Letter to an Aspiring Intellectual
The Intellectual Life
Joos van Cleve, St Jerome in his Study, 1528, Princeton University Art Museum.
Paul J. Griffths drafted a letter to a young person aspiring to become an intellectual.
You need a life in which you can spend a minimum of three uninterrupted hours every day, excepting sabbaths and occasional vacations, on your intellectual work. Those hours need to be free from distractions: no telephone calls, no email, no texts, no visits. Just you. Just thinking and whatever serves as a direct aid to and support of thinking (reading, writing, experiment, etc.). Nothing else. You need this because intellectual work is, typically, cumulative and has momentum. It doesn’t leap from one eureka moment to the next, even though there may be such moments in your life if you’re fortunate. No, it builds slowly from one day to the next, one month to the next. Whatever it is you’re thinking about will demand of you that you think about it a lot and for a long time, and you won’t be able to do that if you’re distracted from moment to moment, or if you allow long gaps between one session of work and the next. Undistracted time is the space in which intellectual work is done: It’s the space for that work in the same way that the factory floor is the space for the assembly line.
This is a difficult requirement to meet, even though it’s a simple one to understand. Most people’s lives don’t permit it: They spend, and must spend, most of their waking hours pursuing the goods necessary for survival, and the few breaks in those routines are short and unpredictable. Three hours a day, every day, of unbroken, undistracted time, is an unimaginable luxury for most people, now and in the past.

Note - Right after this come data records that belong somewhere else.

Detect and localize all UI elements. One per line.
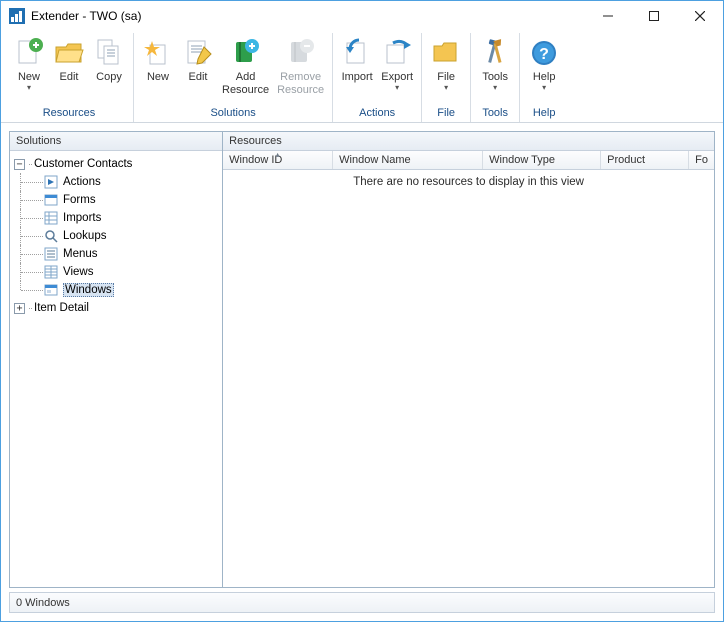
dropdown-arrow-icon: ▾ xyxy=(27,85,31,91)
folder-open-icon xyxy=(53,37,85,69)
views-icon xyxy=(43,264,59,280)
ribbon-group-label: Resources xyxy=(9,106,129,122)
resources-pane: Resources ▴ Window ID Window Name Window… xyxy=(223,132,714,587)
column-form[interactable]: Fo xyxy=(689,151,714,169)
window-title: Extender - TWO (sa) xyxy=(31,9,141,23)
window-controls xyxy=(585,1,723,31)
help-menu-button[interactable]: ? Help ▾ xyxy=(524,35,564,93)
app-icon xyxy=(9,8,25,24)
resources-copy-button[interactable]: Copy xyxy=(89,35,129,86)
import-button[interactable]: Import xyxy=(337,35,377,86)
ribbon-group-tools: Tools ▾ Tools xyxy=(471,33,520,122)
grid-header: ▴ Window ID Window Name Window Type Prod… xyxy=(223,151,714,170)
solutions-edit-button[interactable]: Edit xyxy=(178,35,218,86)
dropdown-arrow-icon: ▾ xyxy=(542,85,546,91)
edit-pencil-icon xyxy=(182,37,214,69)
tree-node-customer-contacts[interactable]: − Customer Contacts xyxy=(12,155,220,173)
import-icon xyxy=(341,37,373,69)
solutions-tree[interactable]: − Customer Contacts Actions Forms xyxy=(10,151,222,587)
resources-new-button[interactable]: New ▾ xyxy=(9,35,49,93)
ribbon: New ▾ Edit Copy Resources xyxy=(1,31,723,123)
ribbon-group-file: File ▾ File xyxy=(422,33,471,122)
column-window-type[interactable]: Window Type xyxy=(483,151,601,169)
forms-icon xyxy=(43,192,59,208)
ribbon-group-label: Tools xyxy=(475,106,515,122)
tree-node-lookups[interactable]: Lookups xyxy=(12,227,220,245)
resources-edit-button[interactable]: Edit xyxy=(49,35,89,86)
ribbon-group-solutions: New Edit Add Resource xyxy=(134,33,333,122)
dropdown-arrow-icon: ▾ xyxy=(444,85,448,91)
copy-icon xyxy=(93,37,125,69)
close-button[interactable] xyxy=(677,1,723,31)
tree-node-views[interactable]: Views xyxy=(12,263,220,281)
lookups-icon xyxy=(43,228,59,244)
ribbon-group-label: File xyxy=(426,106,466,122)
file-menu-button[interactable]: File ▾ xyxy=(426,35,466,93)
tree-node-imports[interactable]: Imports xyxy=(12,209,220,227)
solutions-add-resource-button[interactable]: Add Resource xyxy=(218,35,273,98)
tree-label: Lookups xyxy=(63,230,106,242)
app-window: Extender - TWO (sa) New ▾ xyxy=(0,0,724,622)
tree-label: Actions xyxy=(63,176,101,188)
solutions-header: Solutions xyxy=(10,132,222,151)
tree-label: Customer Contacts xyxy=(34,158,132,170)
status-text: 0 Windows xyxy=(16,597,70,609)
remove-resource-icon xyxy=(285,37,317,69)
column-window-id[interactable]: ▴ Window ID xyxy=(223,151,333,169)
solutions-new-button[interactable]: New xyxy=(138,35,178,86)
grid-body: There are no resources to display in thi… xyxy=(223,170,714,587)
tools-menu-button[interactable]: Tools ▾ xyxy=(475,35,515,93)
collapse-icon[interactable]: − xyxy=(14,159,25,170)
dropdown-arrow-icon: ▾ xyxy=(493,85,497,91)
splitter: Solutions − Customer Contacts Actions xyxy=(9,131,715,588)
tree-node-item-detail[interactable]: + Item Detail xyxy=(12,299,220,317)
help-icon: ? xyxy=(528,37,560,69)
dropdown-arrow-icon: ▾ xyxy=(395,85,399,91)
menus-icon xyxy=(43,246,59,262)
svg-text:?: ? xyxy=(539,46,549,63)
sort-asc-icon: ▴ xyxy=(276,150,280,159)
tools-icon xyxy=(479,37,511,69)
status-bar: 0 Windows xyxy=(9,592,715,613)
ribbon-group-label: Help xyxy=(524,106,564,122)
maximize-button[interactable] xyxy=(631,1,677,31)
tree-node-actions[interactable]: Actions xyxy=(12,173,220,191)
minimize-button[interactable] xyxy=(585,1,631,31)
titlebar: Extender - TWO (sa) xyxy=(1,1,723,31)
tree-label: Menus xyxy=(63,248,98,260)
tree-label: Forms xyxy=(63,194,96,206)
windows-icon xyxy=(43,282,59,298)
column-product[interactable]: Product xyxy=(601,151,689,169)
empty-message: There are no resources to display in thi… xyxy=(353,176,584,188)
column-window-name[interactable]: Window Name xyxy=(333,151,483,169)
export-button[interactable]: Export ▾ xyxy=(377,35,417,93)
ribbon-group-label: Solutions xyxy=(138,106,328,122)
new-star-icon xyxy=(142,37,174,69)
tree-label: Views xyxy=(63,266,93,278)
export-icon xyxy=(381,37,413,69)
ribbon-group-label: Actions xyxy=(337,106,417,122)
actions-icon xyxy=(43,174,59,190)
tree-label: Item Detail xyxy=(34,302,89,314)
folder-icon xyxy=(430,37,462,69)
solutions-pane: Solutions − Customer Contacts Actions xyxy=(10,132,223,587)
tree-node-windows[interactable]: Windows xyxy=(12,281,220,299)
expand-icon[interactable]: + xyxy=(14,303,25,314)
add-resource-icon xyxy=(230,37,262,69)
tree-node-menus[interactable]: Menus xyxy=(12,245,220,263)
ribbon-group-help: ? Help ▾ Help xyxy=(520,33,568,122)
resources-header: Resources xyxy=(223,132,714,151)
tree-label: Imports xyxy=(63,212,101,224)
imports-icon xyxy=(43,210,59,226)
body: Solutions − Customer Contacts Actions xyxy=(1,123,723,621)
tree-label: Windows xyxy=(63,283,114,297)
tree-node-forms[interactable]: Forms xyxy=(12,191,220,209)
ribbon-group-resources: New ▾ Edit Copy Resources xyxy=(5,33,134,122)
ribbon-group-actions: Import Export ▾ Actions xyxy=(333,33,422,122)
solutions-remove-resource-button[interactable]: Remove Resource xyxy=(273,35,328,98)
new-document-icon xyxy=(13,37,45,69)
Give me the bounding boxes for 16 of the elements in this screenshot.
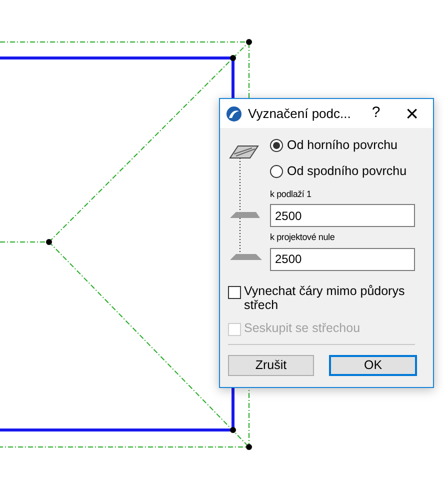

But you’re writing to me from the richest country in the world, in which a significant slice of the population has that luxury, or could have it with a little discipline and imagination. Having a full-time bread-earning job doesn’t necessarily prevent it. (Faulkner, it’s said, wrote As I Lay Dying during the hours between midnight and 4 a.m. while working the night shift at a power plant.) Neither does being married or a parent of children—though full-time caring for infants, small children, the sick, or the old, without help, effectively does. Because you live where you live, and because your life has already afforded you the luxury of time for reading and thinking, it’s probable that you can meet this requirement if you want to. You might need to discipline your appetites for food, drink, clothes, sex, and amusement, because those are all expensive; you might need to renounce some of the consumer goods you’re told you can’t live without; and some of your relationships might suffer. But it’s possible. You’re young: You can begin to plan for it now. You should begin to plan for it now.
With undistracted time comes solitude, and along with it, usually, loneliness. These can be affectively unpleasant. But there’s a lot to be learned from them. When loneliness obtrudes, tugging at your sleeve, invite it in as accompaniment to your work. Its company will provide unexpected texture to your time of thinking, and may help that activity as often as hinder it. Learn to be alone for your time of work.